One Million Bones is a large-scale social arts practice combining education, hands-on art making and advocacy founded by artist Naomi Natale. Naomi Natale and Susan McAllister, Project Manager are the co-creaters of The Art of Revolution.
Bone was a metaphor to the millions of lives lost to genocide and the event means to educate and inspire action.

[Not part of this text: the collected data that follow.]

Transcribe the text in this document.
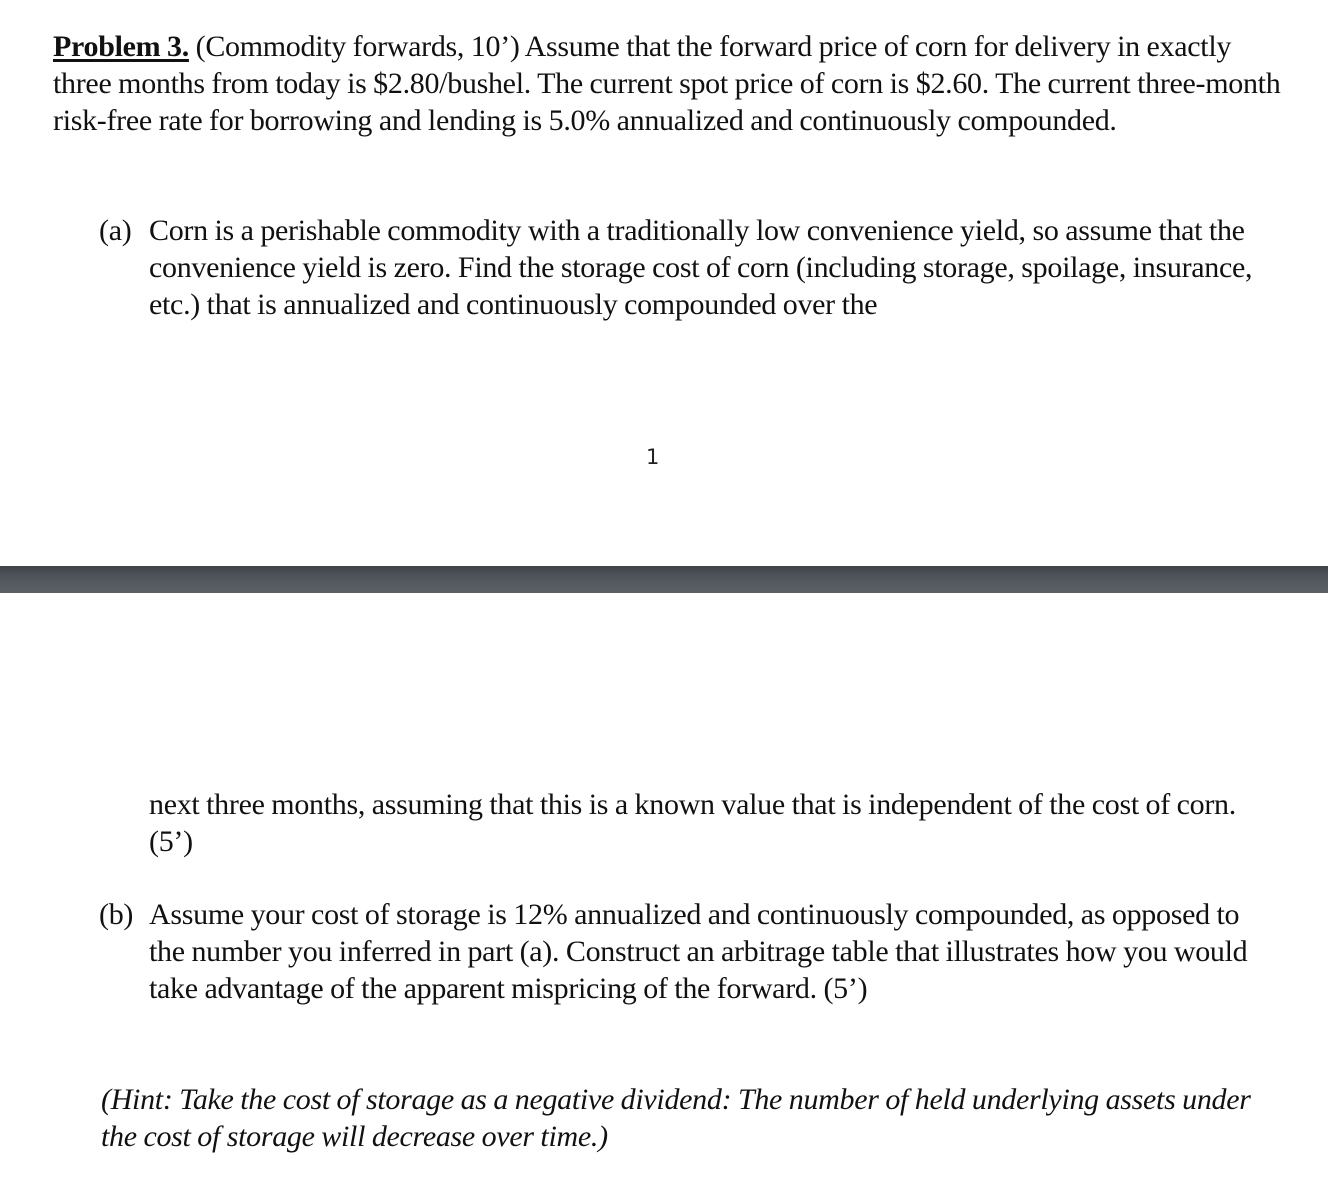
Problem 3. (Commodity forwards, 10’) Assume that the forward price of corn for delivery in exactly three months from today is $2.80/bushel. The current spot price of corn is $2.60. The current three-month risk-free rate for borrowing and lending is 5.0% annualized and continuously compounded.
(a) Corn is a perishable commodity with a traditionally low convenience yield, so assume that the convenience yield is zero. Find the storage cost of corn (including storage, spoilage, insurance, etc.) that is annualized and continuously compounded over the
1
next three months, assuming that this is a known value that is independent of the cost of corn. (5’)
(b) Assume your cost of storage is 12% annualized and continuously compounded, as opposed to the number you inferred in part (a). Construct an arbitrage table that illustrates how you would take advantage of the apparent mispricing of the forward. (5’)
(Hint: Take the cost of storage as a negative dividend: The number of held underlying assets under the cost of storage will decrease over time.)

One Million Bones brought together thousands of volunteers from across the Nation whose handcrafted bones helped create a striking, visual petition on the National Mall.

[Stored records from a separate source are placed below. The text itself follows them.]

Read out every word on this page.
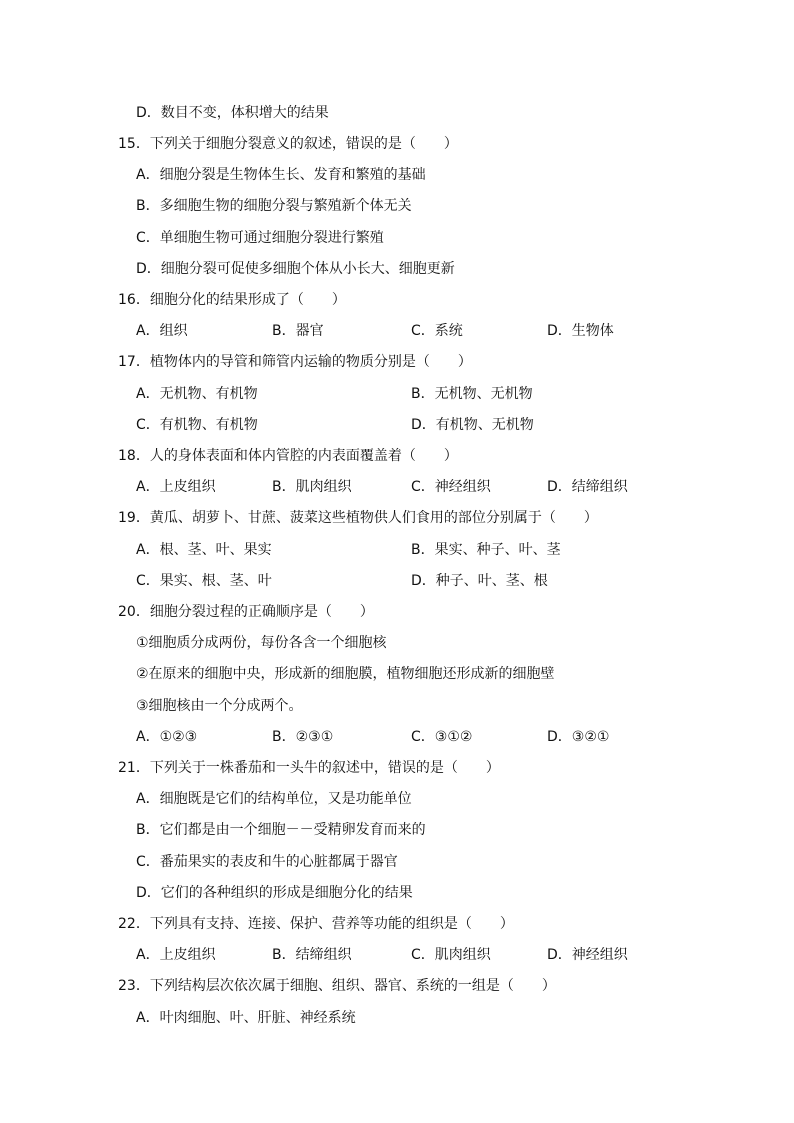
D．数目不变，体积增大的结果
15．下列关于细胞分裂意义的叙述，错误的是（　　）
A．细胞分裂是生物体生长、发育和繁殖的基础
B．多细胞生物的细胞分裂与繁殖新个体无关
C．单细胞生物可通过细胞分裂进行繁殖
D．细胞分裂可促使多细胞个体从小长大、细胞更新
16．细胞分化的结果形成了（　　）
A．组织	B．器官	C．系统	D．生物体
17．植物体内的导管和筛管内运输的物质分别是（　　）
A．无机物、有机物	B．无机物、无机物
C．有机物、有机物	D．有机物、无机物
18．人的身体表面和体内管腔的内表面覆盖着（　　）
A．上皮组织	B．肌肉组织	C．神经组织	D．结缔组织
19．黄瓜、胡萝卜、甘蔗、菠菜这些植物供人们食用的部位分别属于（　　）
A．根、茎、叶、果实	B．果实、种子、叶、茎
C．果实、根、茎、叶	D．种子、叶、茎、根
20．细胞分裂过程的正确顺序是（　　）
①细胞质分成两份，每份各含一个细胞核
②在原来的细胞中央，形成新的细胞膜，植物细胞还形成新的细胞壁
③细胞核由一个分成两个。
A．①②③	B．②③①	C．③①②	D．③②①
21．下列关于一株番茄和一头牛的叙述中，错误的是（　　）
A．细胞既是它们的结构单位，又是功能单位
B．它们都是由一个细胞－－受精卵发育而来的
C．番茄果实的表皮和牛的心脏都属于器官
D．它们的各种组织的形成是细胞分化的结果
22．下列具有支持、连接、保护、营养等功能的组织是（　　）
A．上皮组织	B．结缔组织	C．肌肉组织	D．神经组织
23．下列结构层次依次属于细胞、组织、器官、系统的一组是（　　）
A．叶肉细胞、叶、肝脏、神经系统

The road to Washington, D.C. began on August 27, 2011, in a preview installation of 50,000 bones off of Route 66 in Albuquerque, N.M. Project momentum continued on April 2, 2012, when in conjunction with a global day of action, 35 volunteers groups from Tallahassee to Springfield, Cheyenne to Santa Fe organized The Road to Washington and hosted events during a global day of action.
Three years in the making by more than 100,000 people and in 30 countries participated. Each handmade bone created by a student was matched by a dollar donation by the Bezos Family Foundation to CARE’s work fighting poverty in Somalia and the Democratic Republic of Congo. Supporters also purchased bio-degradable bones for $5. The bones were placed in their honor on the National Mall.
One Million Bones culminated in a large scale, site-specific installation on the National Mall combined with featured guest speakers, live concerts and advocacy meetings on Capitol Hill. On Monday, July 10, the bones were removed and collected by more than 200 volunteers to participate in “Take a Bone to Congress” and met with representatives for advocacy meetings on Capitol Hill.
One Million Bones is a project of The Art of Revolution, an organization dedicated to leveraging the power of art to inspire activism. “We believe that art is such an incredible tool with which to engage and mobilize communities around a specific social justice issue. It offers tangible a way for people to connect to things that are not presented to them daily.”